There is a strong interest in targeting ads on smartphones and other mobile spamming ideas. With rich customer profiles and big data analysis, some marketers believe they can manipulate the buying habits of consumers.
“The industry is trying to shove down consumers’ throats notions from the 1970s like coupons and promotions, whether you like it or not, because 0.1 percent of you might respond,” said Patrick Gauthier, head of emerging services at PayPal, during a panel at M-Commerce World.
With the low cost of mobile marketing, as no printing or collateral is really required, Gruman worries that it will be even more appealing and more prevalent in the future. For example, dynamic mobile coupons have already been shown to perform 10x over paper.

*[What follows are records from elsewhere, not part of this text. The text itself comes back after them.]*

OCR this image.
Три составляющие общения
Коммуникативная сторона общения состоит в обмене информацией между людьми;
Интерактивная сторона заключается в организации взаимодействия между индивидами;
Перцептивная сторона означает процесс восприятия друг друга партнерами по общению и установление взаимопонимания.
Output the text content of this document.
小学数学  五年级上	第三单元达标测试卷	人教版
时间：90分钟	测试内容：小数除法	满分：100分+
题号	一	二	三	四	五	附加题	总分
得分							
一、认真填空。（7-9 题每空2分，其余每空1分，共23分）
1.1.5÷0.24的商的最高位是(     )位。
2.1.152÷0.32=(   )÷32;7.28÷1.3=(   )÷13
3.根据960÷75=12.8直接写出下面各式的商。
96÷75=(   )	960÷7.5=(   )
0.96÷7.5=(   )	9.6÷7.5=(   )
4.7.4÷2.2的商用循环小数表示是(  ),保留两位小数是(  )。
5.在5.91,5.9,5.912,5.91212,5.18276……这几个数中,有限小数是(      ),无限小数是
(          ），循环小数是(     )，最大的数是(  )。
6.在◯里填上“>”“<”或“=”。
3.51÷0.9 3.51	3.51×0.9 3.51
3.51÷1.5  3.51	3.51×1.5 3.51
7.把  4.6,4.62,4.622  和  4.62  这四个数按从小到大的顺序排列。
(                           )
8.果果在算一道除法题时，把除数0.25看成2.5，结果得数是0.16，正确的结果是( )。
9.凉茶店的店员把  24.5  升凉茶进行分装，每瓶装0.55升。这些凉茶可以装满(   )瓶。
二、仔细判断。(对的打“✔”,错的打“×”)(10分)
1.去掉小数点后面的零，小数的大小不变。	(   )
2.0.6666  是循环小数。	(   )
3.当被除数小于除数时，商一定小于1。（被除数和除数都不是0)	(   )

Social media can powerfully predict consumer intent. What most consumers will feel as invasive, most companies will see as opportunity. It is important, as a retailer, to be wary of crossing the line into invasive territory while m-commerce experimentation continues.
It is obvious that the future of m-commerce is bright, as long as business owners keep themselves informed on where it is going and take advantage of all that it has to offer. With some positives and some negatives, the next few years will be all about working out the kinks and figuring out mobile payment system will prevail in the long run. However, while we stand back and let the competitors battle it out, retailers can use this time to embrace this powerful shopping tool.
Information was derived from InfoWorld.